Jika masih belum cukup dengan keterangan di atas, kiranya perlu juga disampaikan satu syair yang sangat menarik yang disampaikan oleh Imam Al-Hafidz Syamsyuddin Muhammad Nasirruddin Ad-Dimasyqi. Syair ini sebagaimana tercatat di dalam Kitab I’anatuth Thalibin karya Syaikh Abu Bakar Usman bin Muhammad Syatho Ad-Dimyati As-Syafi’i. Berikut syairnya:

إِذَا كَانَ هَذَا كَافِرًا جَاءَ ذَمُّهُ * وَتَبَّتْ يَدَاهُ فِي الْجَحِيْمِ مُخَلَّدَا

أَتَى أَنَّهُ فِي يَوْمِ الْاِثْنَيْنِ دَائِمَا * يُخَفَّفُ عَنْهُ لِلسُّرُوْرِ بِأَحْمَدَا

فَمَا الظَّنُّ بِالْعَبْدِ الَّذِيْ كَانَ عُمْرُهُ * بِأَحْمَدَ مَسْرُوْرًا وَمَاتَ مُوَحِّدَا

“Jika orang seperti Abu Lahab saja yang jelas-jelas tercela dan kekal di neraka, setiap hari senin diringankan siksanya sebab ia bergembira dengan lahirnya Nabi Muhammad SAW. Maka apalagi jika yang bergembira seorang muslim, yang sepanjang hidupnya bergembira atas lahirnya Nabi Muhammad SAW dan wafat dalam keadaan Islam.’’

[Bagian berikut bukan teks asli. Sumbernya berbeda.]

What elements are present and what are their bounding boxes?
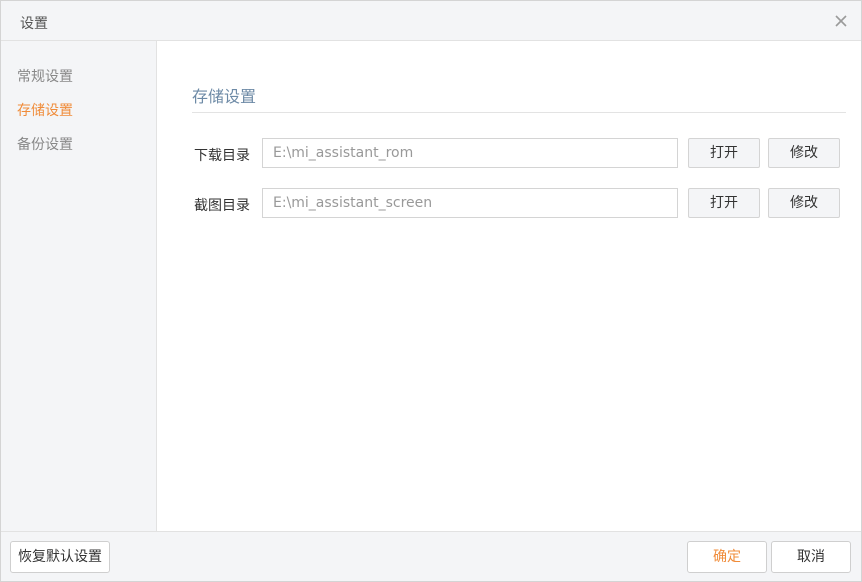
- settings-dialog: 设置 常规设置 存储设置 备份设置 存储设置 下载目录 打开 修改 截图目录 打…: [0, 0, 862, 582]
- screenshot-dir-input[interactable]: [262, 188, 678, 218]
- close-icon[interactable]: [833, 13, 849, 29]
- section-divider: [192, 112, 846, 113]
- dialog-footer: 恢复默认设置 确定 取消: [1, 531, 861, 581]
- download-dir-input[interactable]: [262, 138, 678, 168]
- download-dir-modify-button[interactable]: 修改: [768, 138, 840, 168]
- screenshot-dir-label: 截图目录: [194, 198, 250, 214]
- window-title: 设置: [20, 16, 48, 32]
- confirm-button[interactable]: 确定: [687, 541, 767, 573]
- sidebar-item-general[interactable]: 常规设置: [17, 66, 73, 86]
- download-dir-open-button[interactable]: 打开: [688, 138, 760, 168]
- section-title: 存储设置: [192, 87, 257, 106]
- settings-sidebar: 常规设置 存储设置 备份设置: [1, 41, 157, 531]
- download-dir-label: 下载目录: [194, 148, 250, 164]
- screenshot-dir-modify-button[interactable]: 修改: [768, 188, 840, 218]
- settings-content: 存储设置 下载目录 打开 修改 截图目录 打开 修改: [157, 41, 861, 531]
- sidebar-item-storage[interactable]: 存储设置: [17, 100, 73, 120]
- screenshot-dir-open-button[interactable]: 打开: [688, 188, 760, 218]
- sidebar-item-backup[interactable]: 备份设置: [17, 134, 73, 154]
- restore-defaults-button[interactable]: 恢复默认设置: [10, 541, 110, 573]
- cancel-button[interactable]: 取消: [771, 541, 851, 573]
- title-bar: 设置: [1, 1, 861, 41]
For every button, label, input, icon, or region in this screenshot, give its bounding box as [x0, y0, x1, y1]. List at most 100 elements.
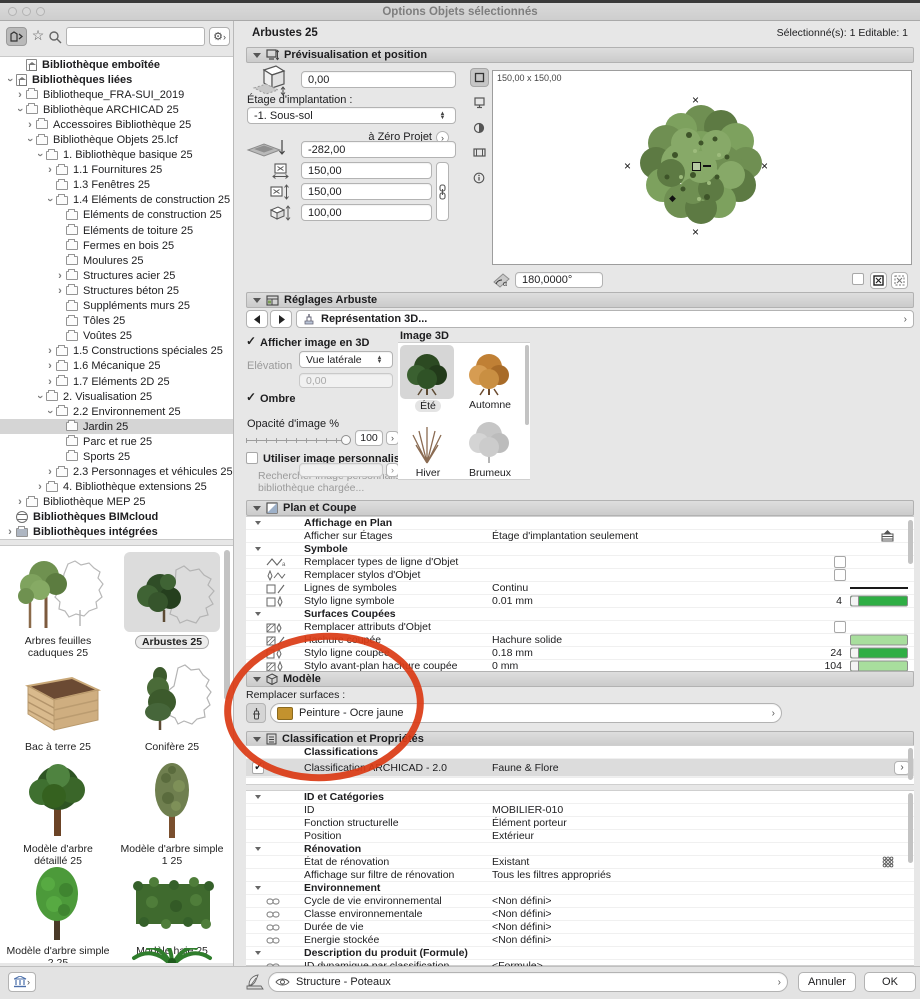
tree-item[interactable]: 1.7 Eléments 2D 25: [0, 374, 233, 389]
plan-table-scrollbar[interactable]: [908, 520, 913, 564]
thumb-conifere[interactable]: Conifère 25: [120, 658, 224, 753]
mirror-x-button[interactable]: [870, 272, 887, 289]
row-stylo-ligne-symbole[interactable]: Stylo ligne symbole 0.01 mm 4: [246, 595, 914, 608]
tree-item[interactable]: Structures béton 25: [0, 283, 233, 298]
preview-2d-symbol-icon[interactable]: [469, 68, 489, 87]
opacity-slider[interactable]: [246, 435, 351, 446]
section-renovation[interactable]: Rénovation: [246, 843, 914, 856]
hotspot-bottom-icon[interactable]: ×: [692, 226, 699, 238]
properties-scrollbar[interactable]: [908, 793, 913, 863]
opacity-value-field[interactable]: 100: [355, 430, 383, 446]
row-lignes-symboles[interactable]: Lignes de symboles Continu: [246, 582, 914, 595]
tree-item[interactable]: Tôles 25: [0, 314, 233, 329]
tree-item[interactable]: 1.4 Eléments de construction 25: [0, 193, 233, 208]
thumb-arbustes-selected[interactable]: Arbustes 25: [120, 552, 224, 649]
tree-item[interactable]: 4. Bibliothèque extensions 25: [0, 480, 233, 495]
row-hachure-coupee[interactable]: Hachure coupée Hachure solide: [246, 634, 914, 647]
pen-color-swatch[interactable]: [850, 660, 908, 672]
library-view-mode-button[interactable]: [6, 27, 27, 46]
tree-item[interactable]: 2.2 Environnement 25: [0, 404, 233, 419]
tree-item[interactable]: Accessoires Bibliothèque 25: [0, 117, 233, 132]
tree-item[interactable]: 1.3 Fenêtres 25: [0, 178, 233, 193]
pen-color-swatch[interactable]: [850, 595, 908, 607]
pen-set-icon[interactable]: [246, 974, 264, 990]
row-energie-stockee[interactable]: Energie stockée <Non défini>: [246, 934, 914, 947]
row-remplacer-stylos[interactable]: Remplacer stylos d'Objet: [246, 569, 914, 582]
offset-to-story-field[interactable]: 0,00: [301, 71, 456, 88]
tree-item[interactable]: 1.5 Constructions spéciales 25: [0, 344, 233, 359]
next-page-button[interactable]: [270, 310, 292, 328]
tree-item[interactable]: Fermes en bois 25: [0, 238, 233, 253]
tree-item[interactable]: 1.6 Mécanique 25: [0, 359, 233, 374]
shadow-check-icon[interactable]: ✓: [246, 390, 256, 404]
tree-item[interactable]: Bibliothèques intégrées: [0, 525, 233, 539]
thumb-arbres-feuilles[interactable]: Arbres feuilles caduques 25: [6, 552, 110, 659]
elevation-field[interactable]: -282,00: [301, 141, 456, 158]
elevation-slab-icon[interactable]: [246, 136, 286, 162]
surface-paint-toggle[interactable]: [246, 703, 266, 723]
surface-override-field[interactable]: Peinture - Ocre jaune ›: [270, 703, 782, 723]
season-automne[interactable]: Automne: [462, 345, 518, 411]
library-tree[interactable]: Bibliothèque emboîtée Bibliothèques liée…: [0, 56, 233, 540]
mirror-checkbox[interactable]: [852, 273, 864, 285]
tree-item[interactable]: Structures acier 25: [0, 268, 233, 283]
tree-item[interactable]: Bibliothèques BIMcloud: [0, 510, 233, 525]
tree-item[interactable]: Parc et rue 25: [0, 434, 233, 449]
panel-header-plan-coupe[interactable]: Plan et Coupe: [246, 500, 914, 516]
preview-mode-strip[interactable]: [468, 68, 490, 187]
tree-item[interactable]: Bibliothèque emboîtée: [0, 57, 233, 72]
row-cycle-de-vie[interactable]: Cycle de vie environnemental <Non défini>: [246, 895, 914, 908]
season-list-scrollbar[interactable]: [525, 345, 529, 425]
cancel-button[interactable]: Annuler: [798, 972, 856, 992]
tree-item[interactable]: 1.1 Fournitures 25: [0, 163, 233, 178]
panel-header-modele[interactable]: Modèle: [246, 671, 914, 687]
custom-image-checkbox[interactable]: [246, 452, 258, 464]
section-environnement[interactable]: Environnement: [246, 882, 914, 895]
row-etat-renovation[interactable]: État de rénovation Existant: [246, 856, 914, 869]
line-type-swatch[interactable]: [850, 587, 908, 589]
classification-checkbox-checked[interactable]: ✓: [252, 761, 264, 774]
hotspot-inner-icon[interactable]: ◆: [669, 193, 676, 203]
ok-button[interactable]: OK: [864, 972, 916, 992]
row-remplacer-types-ligne[interactable]: a Remplacer types de ligne d'Objet: [246, 556, 914, 569]
preview-info-icon[interactable]: [470, 168, 489, 187]
panel-header-reglages-arbuste[interactable]: Réglages Arbuste: [246, 292, 914, 308]
row-fonction-structurelle[interactable]: Fonction structurelle Élément porteur: [246, 817, 914, 830]
size-z-field[interactable]: 100,00: [301, 204, 432, 221]
classification-scrollbar[interactable]: [908, 748, 913, 780]
mirror-y-button[interactable]: [891, 272, 908, 289]
tree-item[interactable]: Eléments de toiture 25: [0, 223, 233, 238]
library-manager-button[interactable]: ›: [8, 972, 36, 992]
link-dimensions-button[interactable]: [436, 162, 449, 221]
preview-section-icon[interactable]: [470, 143, 489, 162]
object-thumbnail-grid[interactable]: Arbres feuilles caduques 25 Arbustes 25: [0, 545, 233, 963]
section-surfaces-coupees[interactable]: Surfaces Coupées: [246, 608, 914, 621]
layer-field[interactable]: Structure - Poteaux ›: [268, 972, 788, 992]
preview-front-view-icon[interactable]: [470, 93, 489, 112]
row-duree-de-vie[interactable]: Durée de vie <Non défini>: [246, 921, 914, 934]
row-remplacer-attributs[interactable]: Remplacer attributs d'Objet: [246, 621, 914, 634]
row-affichage-filtre[interactable]: Affichage sur filtre de rénovation Tous l…: [246, 869, 914, 882]
section-symbole[interactable]: Symbole: [246, 543, 914, 556]
hotspot-left-icon[interactable]: ×: [624, 160, 631, 172]
hotspot-top-icon[interactable]: ×: [692, 94, 699, 106]
thumb-arbre-simple-2[interactable]: Modèle d'arbre simple 2 25: [6, 862, 110, 963]
tree-item[interactable]: Eléments de construction 25: [0, 208, 233, 223]
thumb-haie[interactable]: Modèle haie 25: [120, 862, 224, 957]
thumb-arbre-simple-1[interactable]: Modèle d'arbre simple 1 25: [120, 760, 224, 867]
tree-item[interactable]: Bibliothèque ARCHICAD 25: [0, 102, 233, 117]
row-stylo-ligne-coupee[interactable]: Stylo ligne coupée 0.18 mm 24: [246, 647, 914, 660]
size-x-field[interactable]: 150,00: [301, 162, 432, 179]
story-select[interactable]: -1. Sous-sol ▲ ▼: [247, 107, 456, 124]
origin-hotspot-icon[interactable]: [692, 162, 701, 171]
search-icon[interactable]: [48, 30, 62, 44]
tree-item[interactable]: Bibliotheque_FRA-SUI_2019: [0, 87, 233, 102]
preview-3d-icon[interactable]: [470, 118, 489, 137]
row-classification-archicad[interactable]: ✓ Classification ARCHICAD - 2.0 Faune & …: [246, 759, 914, 777]
search-input[interactable]: [66, 27, 205, 46]
override-attributes-checkbox[interactable]: [834, 621, 846, 633]
section-affichage-en-plan[interactable]: Affichage en Plan: [246, 517, 914, 530]
tree-item[interactable]: Bibliothèque Objets 25.lcf: [0, 132, 233, 147]
settings-page-selector[interactable]: Représentation 3D... ›: [296, 310, 914, 328]
favorites-star-icon[interactable]: ☆: [29, 27, 47, 46]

Jadi  merayakan maulid Nabi atau hari lahir Baginda Nabi Muhammad SAW merupakan sebuah tradisi yang sangat baik, sebab perayaan itu tidak lain dalam rangka mencintai dan meneladaninya, yang tentu hal ini bernilai ibadah. Bahwa barang siapa yang mencintai Baginda Nabi Muhammad SAW, kelak akan dikumpulkan bersamanya di tempat yang mulia, sebagaimana yang telah dijamin.

Semoga kita termasuk ke dalam golongan yang mencintai Baginda Nabi Muhammad SAW, yang mendapatkan keberkahan dan syafaatnya serta dikumpulkan bersamanya kelak di akhirat. Amin. []


Catatan: Tulisan ini telah terbit pada tanggal 08 Oktober 2022. Tim Redaksi mengunggah ulang dengan melakukan penyuntingan dan penyelarasan bahasa.